Les personnages sont de retour au domaine. La brume balaie le sol et masque leurs pas. Elle adoucit les contours du peu que le domaine offre à la vue. La brume les contient, elle s’insinue, elle cimente quand elle peut. Elle est le lien qui fait le lieu. Ce n’est pas grand-chose, mais c’est chez eux.
Ils ne sont pas tous en bon état. Des tourbillons poussiéreux hoquettent par endroit. Ils font glouglou , ils font Pfff , ils font grrrrrr . Ce sont les anciens. On ne les comprend plus vraiment, mais on aurait tort de vouloir les chasser. Ils connaissent du domaine tous les recoins. Ils en sont la mémoire virevoltante. S’ils ne tombaient pas ainsi en poussière, on leur érigerait des statues. Autour, on dessinerait des sortes de parcs où il ferait bon déambuler. Ah ! Croyez-moi, on viendrait de loin pour y soulever son canotier !
De temps à autre, les êtres tourbillonnaires nous livrent un fémur ou un métatarse, et des dents, beaucoup de dents. On s’en sert bien sûr, comment faire autrement ?

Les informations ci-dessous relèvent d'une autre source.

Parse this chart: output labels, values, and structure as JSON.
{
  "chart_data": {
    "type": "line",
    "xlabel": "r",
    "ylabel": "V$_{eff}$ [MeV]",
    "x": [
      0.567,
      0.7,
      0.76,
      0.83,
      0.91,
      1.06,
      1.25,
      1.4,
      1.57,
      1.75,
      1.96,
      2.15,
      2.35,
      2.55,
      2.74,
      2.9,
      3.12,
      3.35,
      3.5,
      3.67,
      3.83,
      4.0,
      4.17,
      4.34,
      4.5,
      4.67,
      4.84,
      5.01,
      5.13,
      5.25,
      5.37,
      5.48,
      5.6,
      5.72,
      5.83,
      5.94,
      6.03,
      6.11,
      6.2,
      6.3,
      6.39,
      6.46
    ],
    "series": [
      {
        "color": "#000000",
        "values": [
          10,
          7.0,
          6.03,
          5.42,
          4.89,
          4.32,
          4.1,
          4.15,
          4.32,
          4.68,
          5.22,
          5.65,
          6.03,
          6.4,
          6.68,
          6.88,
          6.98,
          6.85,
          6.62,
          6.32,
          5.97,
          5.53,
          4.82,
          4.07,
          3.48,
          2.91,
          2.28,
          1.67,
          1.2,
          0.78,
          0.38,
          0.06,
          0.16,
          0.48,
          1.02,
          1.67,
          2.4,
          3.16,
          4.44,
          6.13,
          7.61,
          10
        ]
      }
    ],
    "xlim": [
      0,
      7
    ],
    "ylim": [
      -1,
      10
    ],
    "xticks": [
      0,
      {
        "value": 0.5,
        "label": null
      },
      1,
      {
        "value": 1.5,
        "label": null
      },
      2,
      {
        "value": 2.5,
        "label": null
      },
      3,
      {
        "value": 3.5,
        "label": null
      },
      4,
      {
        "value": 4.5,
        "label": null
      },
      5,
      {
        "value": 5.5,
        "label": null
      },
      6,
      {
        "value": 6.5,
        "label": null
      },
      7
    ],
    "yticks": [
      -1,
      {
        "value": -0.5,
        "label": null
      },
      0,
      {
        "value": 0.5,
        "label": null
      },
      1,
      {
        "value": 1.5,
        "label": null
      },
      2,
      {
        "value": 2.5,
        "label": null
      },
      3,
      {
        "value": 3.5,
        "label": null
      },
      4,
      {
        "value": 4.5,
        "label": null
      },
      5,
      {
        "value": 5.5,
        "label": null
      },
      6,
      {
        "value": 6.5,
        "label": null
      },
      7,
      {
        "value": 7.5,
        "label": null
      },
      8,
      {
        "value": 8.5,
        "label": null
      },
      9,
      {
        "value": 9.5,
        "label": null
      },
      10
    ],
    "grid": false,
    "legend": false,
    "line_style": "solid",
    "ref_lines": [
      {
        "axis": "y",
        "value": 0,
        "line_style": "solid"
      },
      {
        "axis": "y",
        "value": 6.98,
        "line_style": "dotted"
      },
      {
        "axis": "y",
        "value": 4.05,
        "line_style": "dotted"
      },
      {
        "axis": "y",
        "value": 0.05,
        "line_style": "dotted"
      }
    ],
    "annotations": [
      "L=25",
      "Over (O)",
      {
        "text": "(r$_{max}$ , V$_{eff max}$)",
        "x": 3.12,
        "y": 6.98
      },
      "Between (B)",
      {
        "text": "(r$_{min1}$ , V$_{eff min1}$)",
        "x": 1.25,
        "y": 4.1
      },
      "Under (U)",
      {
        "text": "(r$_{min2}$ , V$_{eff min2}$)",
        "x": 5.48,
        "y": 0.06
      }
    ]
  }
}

Delphine par exemple. Ce n’est jamais écrit, mais, entre son rôle de patronne et celui d’infirmière, elle a changé de dentition à plusieurs reprises, de chevelure aussi. On l’avait sortie rousse du domaine, elle y est rentrée brune, les dents de devant légèrement écartées. Elle se sent perdue. On la comprend.
Delphine s’est assise sur un caillou, bien droite, et semble regarder au loin avec son doux regard de jument. Ses mains sont posées sur ses cuisses. On ne peut pas dire qu’elle fasse grand-chose, ni même qu’elle attende quoi que ce soit. Delphine se concentre, se durcit. Elle résiste.
Son mari fait les cent pas. Il pousse de petits gémissements honteux. Il veut attirer notre attention. Ses bras, trop longs, lui font une allure simiesque. Ses dents tombent les unes après les autres. Oh ! il peut mettre ses doigts ridés devant la bouche et baver ce qu’il veut au travers. Ça tombera, tout tombera. Son pitoyable sourire n’y changera rien. Il finira flaque. Et nos troupeaux, à la nuit tombée, le piétineront par mégarde en se rendant au point d’eau.
J’entends qu’on m’accuse de manquer d’authenticité. Est-ce ma faute s’il fallut parfois tout reconstruire à partir de rien ou de pas grand-chose ? Dans une allée bordée de buis et d’orangers en fleurs, je conçois qu’on y fasse évoluer des personnages solides à la fine psychologie. Je ne désespère pas d’y arriver, un jour. Mais il faut faire avec le formule 1 de Mâcon Nord.
Dans les couloirs de l’hôtel formule 1 de Mâcon Nord, s’entassent des gobelets en plastiques avec leurs touillettes et des barreaux de chaise. On s’y aventure peu, mais c’est pourtant là, au centre du domaine, qu’il faut aller chercher la vieille. Elle s’agrippe comme à la marée aux parois monobloc des sanitaires sinistrés de l’hôtel. On la confond parfois avec une tâche d’humidité, mais c’est alors qu’elle grogne ou qu’elle pète, juste quand on passe devant. Il faut la détacher sur les bords comme l’huître. Ce n’est pas agréable. Et lorsque le domaine le permet, on la retrouve affairée devant la gueule d’un four sur le toit de l’hôtel. Elle y fait du riz au lait avec ce qu’elle trouve. Et certainement ni riz ni lait. Ça ne vient pas dans le domaine.
La vieille a planté une branche dans une fissure du bloc sanitaire B au premier étage. Elle l’arrose au moyen d’un bidon rouillé. Ses gestes sont soigneux, bien que la branche persiste à griffer le vide autour d’elle. La vieille grogne à son intention ce qui semble être des encouragements. Certains jours, apparaissent comme des bourgeons le long de la branche. Des cristaux de sel sans doute. Et la vieille sourit. C’est bien, articule-t-elle.